Zeyno, şaka yollu, "Eyvah, Dilber Hatun yine alarma geçmiş. Kalk kız, hadi gidelim," diye Menekşe'nin omzuna dürttü.
İkili bir çırpıda merdivenlerden seke seke inerek merdiven bitiminde kendilerini bekleyen konağın hatununun karşısında hazırola geçerek durdular.
Dilber Hatun, genellikle emreder gibi konuştuğu için Zeyno, anasının karşısına geçtiğinde; "Emret komutan!" diye elini alnına koyup asker selamı verdi. Genç kızın nasıl olsa can dostu gelmişti keyfi yerindeydi. Hep birlikte ağa kızının şakasına gülüştüler.
Kızının şakasına gülümseyen kadın, Menekşe'yi görünce yüzünü buruşturup istemez bir bakış attı. Etli dudaklarını yana doğru kaydırarak dil ucuyla, "Hoş gelmişsin kız!" dedi.
Menekşe, başını öne eğip "Hoş bulduk hatunum," dedi kısık ama yumuşak bir ses tonuyla.
Dilber Hatun, lafı uzatmak istemediğini belli edercesine komutlarını ardı ardına sıralamaya başladı. "Zeyno, sen kahvaltıyı hazırla, babanla ağabeyin gidince de o kızı akla pakla öyle getir karşıma."
Zeyno, anasının Menekşe'yi hakir görmesine içten içe sinirleniyordu. "Eyi, sen hiç meraklanma ben hepsini yaparım!" dedi mahur bakışlı gözlerini ima yollu süzerek.
Dilber Hatun'un dudaklarına alaycı bir tebessüm yerleşirken, "Hadi bakalım görelim ne yapacağını." dedi.
Zeyno, anasının ithamlarına daha fazla dayanamayarak söylenmeye başladı. "Hep böyle yapıyon, sanki başkası gelip yapıyor da bu evin işlerini."

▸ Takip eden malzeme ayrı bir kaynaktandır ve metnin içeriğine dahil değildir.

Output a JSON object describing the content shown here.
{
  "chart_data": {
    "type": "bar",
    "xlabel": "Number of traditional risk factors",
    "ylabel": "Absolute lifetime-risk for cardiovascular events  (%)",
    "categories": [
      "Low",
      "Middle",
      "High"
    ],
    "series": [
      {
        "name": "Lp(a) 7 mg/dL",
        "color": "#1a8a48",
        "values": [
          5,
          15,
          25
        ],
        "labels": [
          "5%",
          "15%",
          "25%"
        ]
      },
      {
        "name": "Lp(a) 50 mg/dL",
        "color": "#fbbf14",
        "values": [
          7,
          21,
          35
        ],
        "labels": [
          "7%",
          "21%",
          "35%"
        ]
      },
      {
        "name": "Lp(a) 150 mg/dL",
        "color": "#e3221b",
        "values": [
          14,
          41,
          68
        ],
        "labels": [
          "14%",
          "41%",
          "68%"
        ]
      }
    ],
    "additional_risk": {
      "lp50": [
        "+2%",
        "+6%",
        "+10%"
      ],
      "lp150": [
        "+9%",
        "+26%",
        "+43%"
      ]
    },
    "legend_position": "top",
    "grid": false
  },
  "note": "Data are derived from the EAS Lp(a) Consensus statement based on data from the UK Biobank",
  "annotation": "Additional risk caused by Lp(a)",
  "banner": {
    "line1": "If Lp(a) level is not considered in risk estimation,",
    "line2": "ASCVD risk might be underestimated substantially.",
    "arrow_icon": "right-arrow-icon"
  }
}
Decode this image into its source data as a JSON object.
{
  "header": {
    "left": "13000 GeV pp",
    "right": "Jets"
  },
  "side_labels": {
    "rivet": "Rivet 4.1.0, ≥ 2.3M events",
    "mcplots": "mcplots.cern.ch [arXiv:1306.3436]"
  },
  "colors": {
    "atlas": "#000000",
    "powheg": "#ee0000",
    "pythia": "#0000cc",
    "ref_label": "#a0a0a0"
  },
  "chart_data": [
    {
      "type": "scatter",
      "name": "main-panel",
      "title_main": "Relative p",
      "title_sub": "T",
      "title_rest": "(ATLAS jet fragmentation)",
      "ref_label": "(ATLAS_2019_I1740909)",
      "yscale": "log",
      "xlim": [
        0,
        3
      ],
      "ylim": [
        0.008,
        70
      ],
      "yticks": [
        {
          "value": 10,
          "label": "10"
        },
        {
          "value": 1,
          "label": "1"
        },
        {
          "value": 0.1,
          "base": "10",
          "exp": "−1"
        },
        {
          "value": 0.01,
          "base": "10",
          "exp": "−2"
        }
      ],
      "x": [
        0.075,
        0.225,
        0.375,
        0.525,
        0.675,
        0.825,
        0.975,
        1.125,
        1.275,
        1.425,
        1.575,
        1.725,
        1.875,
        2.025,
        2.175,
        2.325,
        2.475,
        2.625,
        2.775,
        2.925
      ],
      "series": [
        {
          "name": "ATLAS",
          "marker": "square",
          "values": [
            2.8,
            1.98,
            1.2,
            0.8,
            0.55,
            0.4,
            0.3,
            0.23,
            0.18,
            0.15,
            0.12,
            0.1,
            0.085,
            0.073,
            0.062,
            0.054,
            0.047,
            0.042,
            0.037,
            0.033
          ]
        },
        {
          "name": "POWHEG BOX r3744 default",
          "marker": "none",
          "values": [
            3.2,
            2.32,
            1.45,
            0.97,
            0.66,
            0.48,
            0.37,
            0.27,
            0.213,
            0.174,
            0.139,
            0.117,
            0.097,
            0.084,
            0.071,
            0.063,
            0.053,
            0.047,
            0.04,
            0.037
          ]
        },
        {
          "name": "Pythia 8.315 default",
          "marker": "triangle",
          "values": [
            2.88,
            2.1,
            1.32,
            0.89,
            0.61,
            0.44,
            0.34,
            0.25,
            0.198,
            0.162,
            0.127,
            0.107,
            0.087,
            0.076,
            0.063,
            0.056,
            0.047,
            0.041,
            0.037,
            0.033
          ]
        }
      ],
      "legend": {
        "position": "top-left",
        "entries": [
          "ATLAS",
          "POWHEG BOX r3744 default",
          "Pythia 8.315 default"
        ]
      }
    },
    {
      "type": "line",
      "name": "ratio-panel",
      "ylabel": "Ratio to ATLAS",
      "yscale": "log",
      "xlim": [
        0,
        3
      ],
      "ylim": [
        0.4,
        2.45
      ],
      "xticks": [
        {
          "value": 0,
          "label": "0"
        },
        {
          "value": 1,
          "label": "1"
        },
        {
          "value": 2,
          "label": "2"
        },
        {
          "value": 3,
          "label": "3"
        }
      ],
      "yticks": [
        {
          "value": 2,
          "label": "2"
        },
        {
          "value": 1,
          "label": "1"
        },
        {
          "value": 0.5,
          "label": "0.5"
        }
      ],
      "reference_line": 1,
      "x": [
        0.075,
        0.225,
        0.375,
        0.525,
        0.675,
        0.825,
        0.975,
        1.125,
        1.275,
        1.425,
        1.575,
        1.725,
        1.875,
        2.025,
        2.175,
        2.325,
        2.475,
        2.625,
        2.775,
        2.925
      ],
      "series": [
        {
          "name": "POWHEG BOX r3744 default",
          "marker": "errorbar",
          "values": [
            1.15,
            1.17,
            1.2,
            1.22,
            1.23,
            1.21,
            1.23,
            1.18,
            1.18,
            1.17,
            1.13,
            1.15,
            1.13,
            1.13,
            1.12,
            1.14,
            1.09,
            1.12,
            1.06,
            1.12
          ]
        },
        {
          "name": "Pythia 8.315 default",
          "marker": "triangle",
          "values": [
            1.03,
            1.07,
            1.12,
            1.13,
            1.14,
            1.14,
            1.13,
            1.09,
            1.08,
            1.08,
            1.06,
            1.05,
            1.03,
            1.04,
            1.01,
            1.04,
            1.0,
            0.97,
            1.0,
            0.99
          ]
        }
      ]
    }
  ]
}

Dilber Hatun, hem Menekşe'ye duyurma niyetli hem de kızını susturma niyetiyle içindeki ağuyu kusmak ister gibi ağzına geleni diline döküyordu. "Sen az biraz sabret hele. Benim güzel gelinim gelirse sana da diyecek bir sözüm kalmaz o zaman. Şuna bak hele, bir kerede lafın altında kal. Hep söylen hep söylen, seni dırdırcı seni." Ana kızın tatlı sert atışmasını her evin olmazsa olmazlarından sayalım biz...
Zeyno, yine gelin sözünü duyunca cinleri tepesine çıkmıştı ama belli etmek istemedi zaten sabah sabah morali bozuktu ve anasıyla daha fazla zıtlaşacak gücü kalmamıştı. "Gel kız Menekşe, biz işimize bakalım," dedi anasına yalandan küsmüş gibi yaparak.
Konağın hatun ağasından zılgıtı yemiş tam onun yanından ayrılıp koridora gelmişlerdi ki, odasından çıkan Murathan ile burun buruna geldiler.
Murathan, uykudan yeni uyanmıştı, altında çizgili pijama üstünde kolsuz atlet vardı. Kızlarla arasındaki mesafe bir karışı geçmezken bir saniyeliğine Menekşe ile göz göze geldiler. Şimdiye dek hiç gözleri böyle çakışmamıştı.
Menekşe, utanıp başını öne eğdi ama vücudunu saran sıcaklığa da bir anlam veremedi. Öyle ki; vücuduna yayılan sıcaklık avuç içlerine varana kadar terletmişti. Neydi bunu anlamı, alt tarafı ağasının gözleri gözlerine değmişti.
Menekşe, duygularının adını koyamazken Murathan'ın bütün vücudu elektrik akımına çarpılmış gibi titredi. Yüreğine düşen kıvılcım bedenini ateşe vermişti. Susuz kalmış bedeni çöl sıcağında kavruluyordu. Her zerdesinde hissettiği yakıp kavuran ateşi bir kez daha yaşamıştı; Menekşe'yi ilk gördüğü sabah...
Bu ihtiraslı ve kaçamak bakışlar Zeyno'nun gözünden kaçar mıydı hiç? Kaçmazdı elbette. Tam da olmasını istediği şeydi gözlerinin önünde yaşananlar. Bunun için az mı uğraş vermişti. Kendisi planlasa onları bu daracık koridorda karşı karşıya getiremezdi.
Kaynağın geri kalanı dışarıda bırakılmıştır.